Well, my book is written—let it go. But if it were only to write over again there wouldn't be so many things left out. They burn in me; and they keep multiplying; but now they can't ever be said. And besides, they would require a library—and a pen warmed-up in hell.
— Mark Twain, letter to William Dean Howells, 22 Sept 1889, concerning A Connecticut Yankee in King Arthur's Court

This blog is your library, and your pen is warmed either in HELL ITSELF or on the surface of the sun.

Unknown said...

Exactly right. You know who else needs to get this memo? Polling institutions.

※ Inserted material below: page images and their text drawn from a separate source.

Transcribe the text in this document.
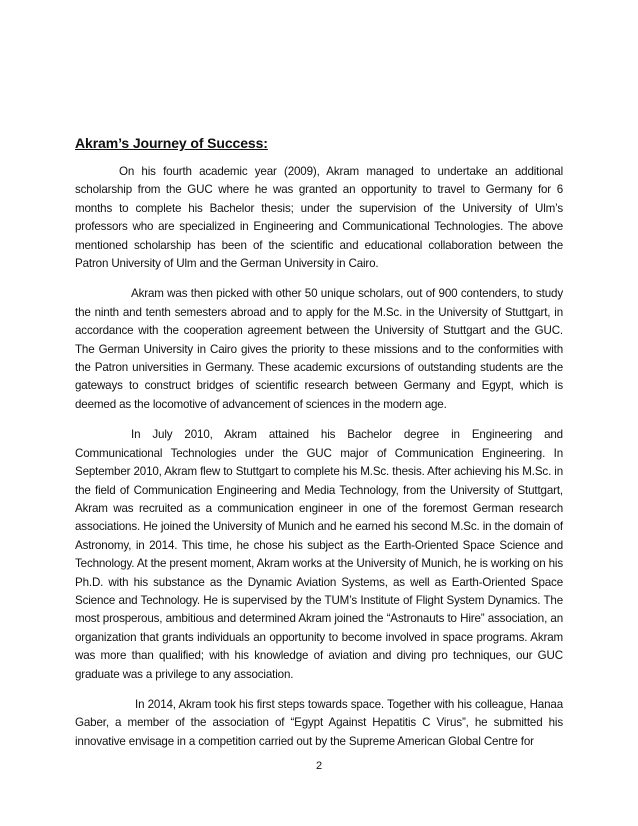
Akram’s Journey of Success:

On his fourth academic year (2009), Akram managed to undertake an additional scholarship from the GUC where he was granted an opportunity to travel to Germany for 6 months to complete his Bachelor thesis; under the supervision of the University of Ulm’s professors who are specialized in Engineering and Communicational Technologies. The above mentioned scholarship has been of the scientific and educational collaboration between the Patron University of Ulm and the German University in Cairo.

Akram was then picked with other 50 unique scholars, out of 900 contenders, to study the ninth and tenth semesters abroad and to apply for the M.Sc. in the University of Stuttgart, in accordance with the cooperation agreement between the University of Stuttgart and the GUC. The German University in Cairo gives the priority to these missions and to the conformities with the Patron universities in Germany. These academic excursions of outstanding students are the gateways to construct bridges of scientific research between Germany and Egypt, which is deemed as the locomotive of advancement of sciences in the modern age.

In July 2010, Akram attained his Bachelor degree in Engineering and Communicational Technologies under the GUC major of Communication Engineering. In September 2010, Akram flew to Stuttgart to complete his M.Sc. thesis. After achieving his M.Sc. in the field of Communication Engineering and Media Technology, from the University of Stuttgart, Akram was recruited as a communication engineer in one of the foremost German research associations. He joined the University of Munich and he earned his second M.Sc. in the domain of Astronomy, in 2014. This time, he chose his subject as the Earth-Oriented Space Science and Technology. At the present moment, Akram works at the University of Munich, he is working on his Ph.D. with his substance as the Dynamic Aviation Systems, as well as Earth-Oriented Space Science and Technology. He is supervised by the TUM’s Institute of Flight System Dynamics. The most prosperous, ambitious and determined Akram joined the “Astronauts to Hire” association, an organization that grants individuals an opportunity to become involved in space programs. Akram was more than qualified; with his knowledge of aviation and diving pro techniques, our GUC graduate was a privilege to any association.

In 2014, Akram took his first steps towards space. Together with his colleague, Hanaa Gaber, a member of the association of “Egypt Against Hepatitis C Virus”, he submitted his innovative envisage in a competition carried out by the Supreme American Global Centre for

2
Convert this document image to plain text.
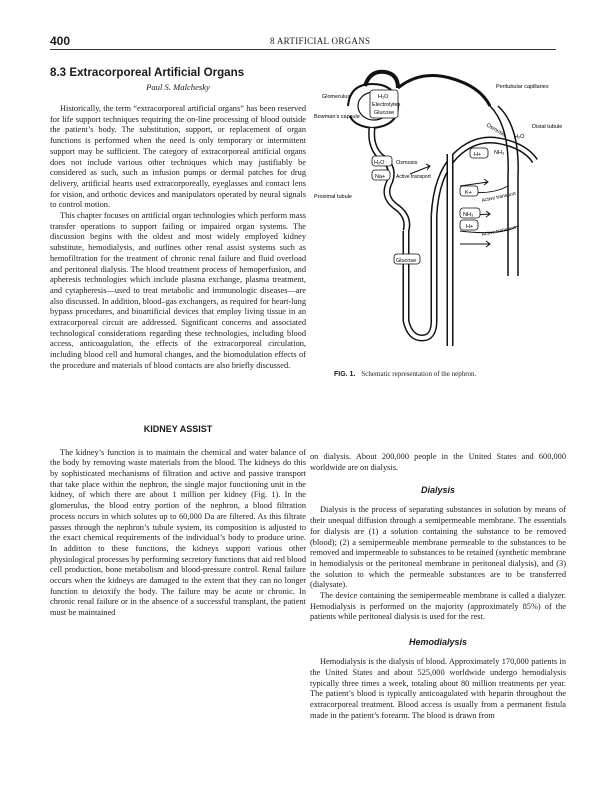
400	8 ARTIFICIAL ORGANS
8.3 Extracorporeal Artificial Organs
Paul S. Malchesky

Historically, the term “extracorporeal artificial organs” has been reserved for life support techniques requiring the on-line processing of blood outside the patient’s body. The substitution, support, or replacement of organ functions is performed when the need is only temporary or intermittent support may be sufficient. The category of extracorporeal artificial organs does not include various other techniques which may justifiably be considered as such, such as infusion pumps or dermal patches for drug delivery, artificial hearts used extracorporeally, eyeglasses and contact lens for vision, and orthotic devices and manipulators operated by neural signals to control motion.

This chapter focuses on artificial organ technologies which perform mass transfer operations to support failing or impaired organ systems. The discussion begins with the oldest and most widely employed kidney substitute, hemodialysis, and outlines other renal assist systems such as hemofiltration for the treatment of chronic renal failure and fluid overload and peritoneal dialysis. The blood treatment process of hemoperfusion, and apheresis technologies which include plasma exchange, plasma treatment, and cytapheresis—used to treat metabolic and immunologic diseases—are also discussed. In addition, blood–gas exchangers, as required for heart-lung bypass procedures, and bioartificial devices that employ living tissue in an extracorporeal circuit are addressed. Significant concerns and associated technological considerations regarding these technologies, including blood access, anticoagulation, the effects of the extracorporeal circulation, including blood cell and humoral changes, and the biomodulation effects of the procedure and materials of blood contacts are also briefly discussed.

KIDNEY ASSIST

The kidney’s function is to maintain the chemical and water balance of the body by removing waste materials from the blood. The kidneys do this by sophisticated mechanisms of filtration and active and passive transport that take place within the nephron, the single major functioning unit in the kidney, of which there are about 1 million per kidney (Fig. 1). In the glomerulus, the blood entry portion of the nephron, a blood filtration process occurs in which solutes up to 60,000 Da are filtered. As this filtrate passes through the nephron’s tubule system, its composition is adjusted to the exact chemical requirements of the individual’s body to produce urine. In addition to these functions, the kidneys support various other physiological processes by performing secretory functions that aid red blood cell production, bone metabolism and blood-pressure control. Renal failure occurs when the kidneys are damaged to the extent that they can no longer function to detoxify the body. The failure may be acute or chronic. In chronic renal failure or in the absence of a successful transplant, the patient must be maintained

Glomerulus
Bowman’s capsule
H₂O
Electrolytes
Glucose
Peritubular capillaries
Distal tubule
Osmosis H₂O
K+
H+ NH₃
H₂O Osmosis
Na+ Active transport
Proximal tubule
NH₃
Active transport
H+ Active transport
Glucose
FIG. 1. Schematic representation of the nephron.

on dialysis. About 200,000 people in the United States and 600,000 worldwide are on dialysis.

Dialysis

Dialysis is the process of separating substances in solution by means of their unequal diffusion through a semipermeable membrane. The essentials for dialysis are (1) a solution containing the substance to be removed (blood); (2) a semipermeable membrane permeable to the substances to be removed and impermeable to substances to be retained (synthetic membrane in hemodialysis or the peritoneal membrane in peritoneal dialysis), and (3) the solution to which the permeable substances are to be transferred (dialysate).

The device containing the semipermeable membrane is called a dialyzer. Hemodialysis is performed on the majority (approximately 85%) of the patients while peritoneal dialysis is used for the rest.

Hemodialysis

Hemodialysis is the dialysis of blood. Approximately 170,000 patients in the United States and about 525,000 worldwide undergo hemodialysis typically three times a week, totaling about 80 million treatments per year. The patient’s blood is typically anticoagulated with heparin throughout the extracorporeal treatment. Blood access is usually from a permanent fistula made in the patient’s forearm. The blood is drawn from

I have seen several polls reporting high percentages of people "distrust the media" but that doesn't really say much. Driftglass would be counted among the same conservative meatbags even though they are opposite sides of the ideological spectrum.

While conservatives rag on the MSM because it is too liberal which is just code for not conservative, liberals don't like the MSM because of its crippling addiction to balance rather than truth.

One thing I will say though, as much as conservatives have lost their minds, at least I can respect the courage of their convictions; As depraved, damaging, and amoral as they may be. What are "centrists" excuse? Not just the ones on TV but also the 40% of America that just didn't see a point in voting at all. One has to remember that the Holy Church of Both Siderism does have a sizeable congregation.

Just as the conservoverse was created to pander to conservatives while stroking their hair and telling them how right about everything they have always been; I think corporate media does the same thing for an enormous chunk of voting age Americans. It is a world where there are no moral judgements, definitive assessments, or hardliner stances. A world where you can map your beliefs on to one day, reverse them the next, and their won't even be a shred of dissonance or judgement. It is a world where the truth is relative, balance is everything, and all the worlds problems are simply down to your own perceptions. A world where you are always the reasonable one amid two warring faction; that is very comforting to a lot of people

Maybe it is time to turn our gaze away from conservatives, as they aren't reachable anymore. Maybe we need to start judging those who never see a point in voting because "they aren't political." Many of these people try to avoid consequences and judgement as much as they can; perhaps its time we start getting in their face about it.